La crisi sudanese non va però immaginata come una situazione isolata ma come parte di un più ampio contesto internazionale su cui intervengono una molteplicità di fattori geopolitici Soprattutto, non vanno immaginate come isolate le conseguenze di questo conflitto. A partire dagli effetti di un ritorno del Sudan come paese rifugio sicuro per gruppi appartenenti alla galassia jihadista come già avvenuto negli anni ’90 con al-Qaida.
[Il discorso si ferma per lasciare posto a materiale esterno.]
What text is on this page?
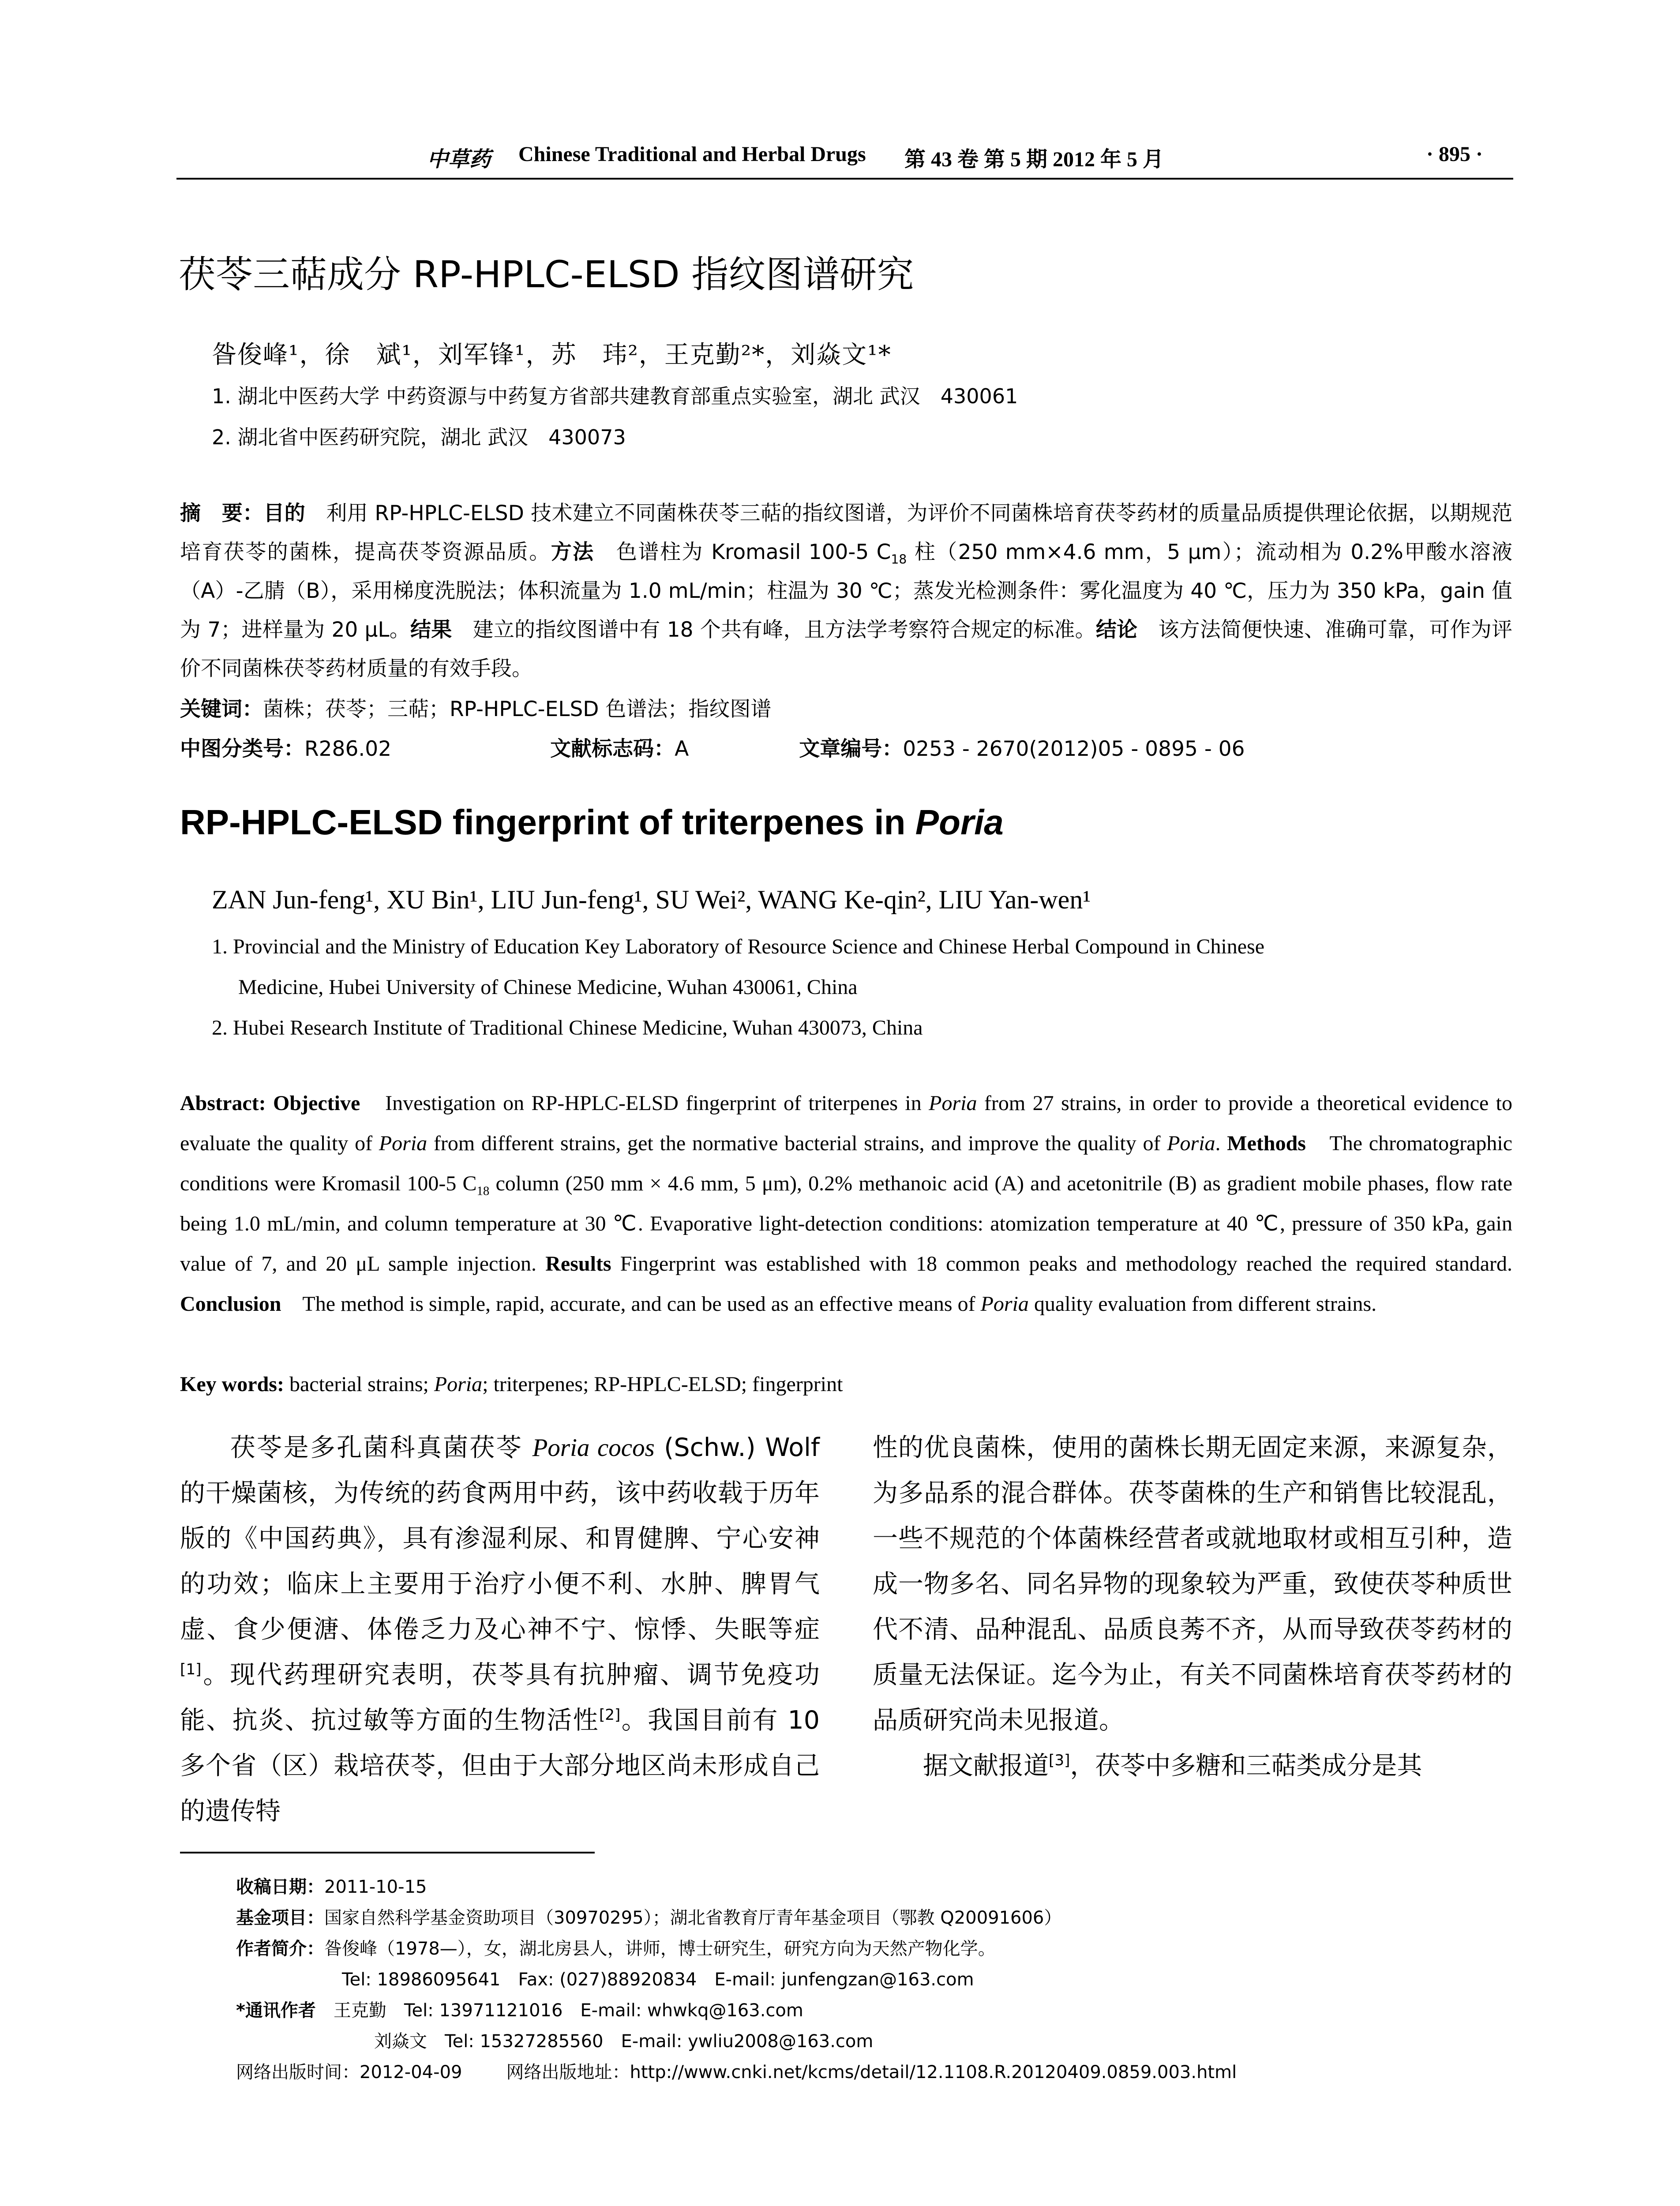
中草药 Chinese Traditional and Herbal Drugs 第 43 卷 第 5 期 2012 年 5 月	· 895 ·
茯苓三萜成分 RP-HPLC-ELSD 指纹图谱研究
昝俊峰¹，徐　斌¹，刘军锋¹，苏　玮²，王克勤²*，刘焱文¹*
1. 湖北中医药大学 中药资源与中药复方省部共建教育部重点实验室，湖北 武汉　430061
2. 湖北省中医药研究院，湖北 武汉　430073
摘　要：目的　利用 RP-HPLC-ELSD 技术建立不同菌株茯苓三萜的指纹图谱，为评价不同菌株培育茯苓药材的质量品质提供理论依据，以期规范培育茯苓的菌株，提高茯苓资源品质。方法　色谱柱为 Kromasil 100-5 $C_{18}$ 柱（250 mm×4.6 mm，5 μm）；流动相为 0.2%甲酸水溶液（A）-乙腈（B），采用梯度洗脱法；体积流量为 1.0 mL/min；柱温为 30 ℃；蒸发光检测条件：雾化温度为 40 ℃，压力为 350 kPa，gain 值为 7；进样量为 20 μL。结果　建立的指纹图谱中有 18 个共有峰，且方法学考察符合规定的标准。结论　该方法简便快速、准确可靠，可作为评价不同菌株茯苓药材质量的有效手段。
关键词：菌株；茯苓；三萜；RP-HPLC-ELSD 色谱法；指纹图谱
中图分类号：R286.02	文献标志码：A	文章编号：0253 - 2670(2012)05 - 0895 - 06
RP-HPLC-ELSD fingerprint of triterpenes in Poria
ZAN Jun-feng¹, XU Bin¹, LIU Jun-feng¹, SU Wei², WANG Ke-qin², LIU Yan-wen¹
1. Provincial and the Ministry of Education Key Laboratory of Resource Science and Chinese Herbal Compound in Chinese
Medicine, Hubei University of Chinese Medicine, Wuhan 430061, China
2. Hubei Research Institute of Traditional Chinese Medicine, Wuhan 430073, China
Abstract: Objective　Investigation on RP-HPLC-ELSD fingerprint of triterpenes in Poria from 27 strains, in order to provide a theoretical evidence to evaluate the quality of Poria from different strains, get the normative bacterial strains, and improve the quality of Poria. Methods　The chromatographic conditions were Kromasil 100-5 $C_{18}$ column (250 mm × 4.6 mm, 5 μm), 0.2% methanoic acid (A) and acetonitrile (B) as gradient mobile phases, flow rate being 1.0 mL/min, and column temperature at 30 ℃. Evaporative light-detection conditions: atomization temperature at 40 ℃, pressure of 350 kPa, gain value of 7, and 20 μL sample injection. Results Fingerprint was established with 18 common peaks and methodology reached the required standard. Conclusion　The method is simple, rapid, accurate, and can be used as an effective means of Poria quality evaluation from different strains.
Key words: bacterial strains; Poria; triterpenes; RP-HPLC-ELSD; fingerprint
茯苓是多孔菌科真菌茯苓 Poria cocos (Schw.) Wolf 的干燥菌核，为传统的药食两用中药，该中药收载于历年版的《中国药典》，具有渗湿利尿、和胃健脾、宁心安神的功效；临床上主要用于治疗小便不利、水肿、脾胃气虚、食少便溏、体倦乏力及心神不宁、惊悸、失眠等症[1]。现代药理研究表明，茯苓具有抗肿瘤、调节免疫功能、抗炎、抗过敏等方面的生物活性[2]。我国目前有 10 多个省（区）栽培茯苓，但由于大部分地区尚未形成自己的遗传特
性的优良菌株，使用的菌株长期无固定来源，来源复杂，为多品系的混合群体。茯苓菌株的生产和销售比较混乱，一些不规范的个体菌株经营者或就地取材或相互引种，造成一物多名、同名异物的现象较为严重，致使茯苓种质世代不清、品种混乱、品质良莠不齐，从而导致茯苓药材的质量无法保证。迄今为止，有关不同菌株培育茯苓药材的品质研究尚未见报道。
据文献报道[3]，茯苓中多糖和三萜类成分是其
收稿日期：2011-10-15
基金项目：国家自然科学基金资助项目（30970295）；湖北省教育厅青年基金项目（鄂教 Q20091606）
作者简介：昝俊峰（1978—），女，湖北房县人，讲师，博士研究生，研究方向为天然产物化学。
Tel: 18986095641　Fax: (027)88920834　E-mail: junfengzan@163.com
*通讯作者 王克勤　Tel: 13971121016　E-mail: whwkq@163.com
刘焱文　Tel: 15327285560　E-mail: ywliu2008@163.com
网络出版时间：2012-04-09	网络出版地址：http://www.cnki.net/kcms/detail/12.1108.R.20120409.0859.003.html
Non ci si può dire preoccupati del dramma che sta vivendo un paese infine, se non si è disposti ad accogliere le persone che da questo dramma hanno il diritto di fuggire come sancito da una serie di dichiarazioni internazionali vincolanti a cui l’Italia aderisce fin dalla loro approvazione.
Al governo italiano chiediamo quindi di:
- Adoperarsi concretamente nei consessi internazionali per la promozione di negoziati per un cessate il fuoco in Sudan e per il rispetto del diritto umanitario internazionale. A oggi i tentativi di mediare nel conflitto hanno prodotto il solo accordo di Gedda, siglato il 7 maggio 2023 con il supporto di Usa e Arabia Saudita e dalla portata e l’efficacia estremamente ridotta.
- Adoperarsi in modo specifico affinché si spingano le parti in conflitto a garantire l’accesso umanitario e si faciliti la creazione di un corridoio umanitario con il Ciad. È fondamentale che le organizzazioni umanitarie – fra le quali figurano diverse realtà italiane – possano avere accesso alle milioni di persone che in Sudan necessitano di aiuti.
- Adoperarsi concretamente per il rispetto dell’embargo sulle armi imposto dall’Unione Europea e in seno alle Nazioni Unite affinché il Consiglio di sicurezza estenda a tutto il paese il divieto imposto finora alla sola regione del Darfur. Sebbene la legge italiana già impedisca al nostro paese di vendere armi a paesi coinvolti in conflitto e per quanto non ci siano notizie di armi o sistemi militari di fabbricazione italiana attualmente in uso in Sudan – a differenza di quanto avvenuto per la Francia – esortiamo il governo italiano a monitorare i rischi di triangolazioni, sicuramente aumentati con la recente rimozione del divieto alla vendita di armi a due paesi coinvolti in Sudan: l’Arabia Saudita e soprattutto gli Emirati Arabi Uniti.
- Dare priorità al rispetto dei diritti umani nella gestione dei flussi migratori e negli accordi bilaterali che prevedono punti relativi alla loro gestione. Principio valido universalmente questo, assume una dimensione specifica anche in relazione al Sudan. Stando alle denunce di diverse organizzazioni internazionali, almeno a partire dal 2014 risorse economiche europee potrebbero essere finite nelle casse dell’Rsf nell’ambito della EU Horn of Africa Migration Initiative, più nota come Processo di Khartoum. Sebbene l’Ue abbia sempre negato questa possibilità, resta il fatto documentato che era la milizia – ora parte in conflitto – a svolgere molte delle funzioni di controllo della frontiera il cui finanziamento e il sostegno tecnico era previsto nel processo.
- Rispettare e tutelare sempre il diritto d’asilo, minato nella sua applicazione da una serie di pratiche italiane ed europee come quelle del refoulement – il respingimento verso paesi non sicuri -, per la quale l’Italia è stata già condannata dalla Corte europea dei diritti dell’uomo. Inoltre, il rispetto del diritto d’asilo viene messo in discussione come mai prima dal Patto su migrazione e asilo adottato dal Consiglio europeo lo scorso maggio e pronto a entrare in vigore nel 2026.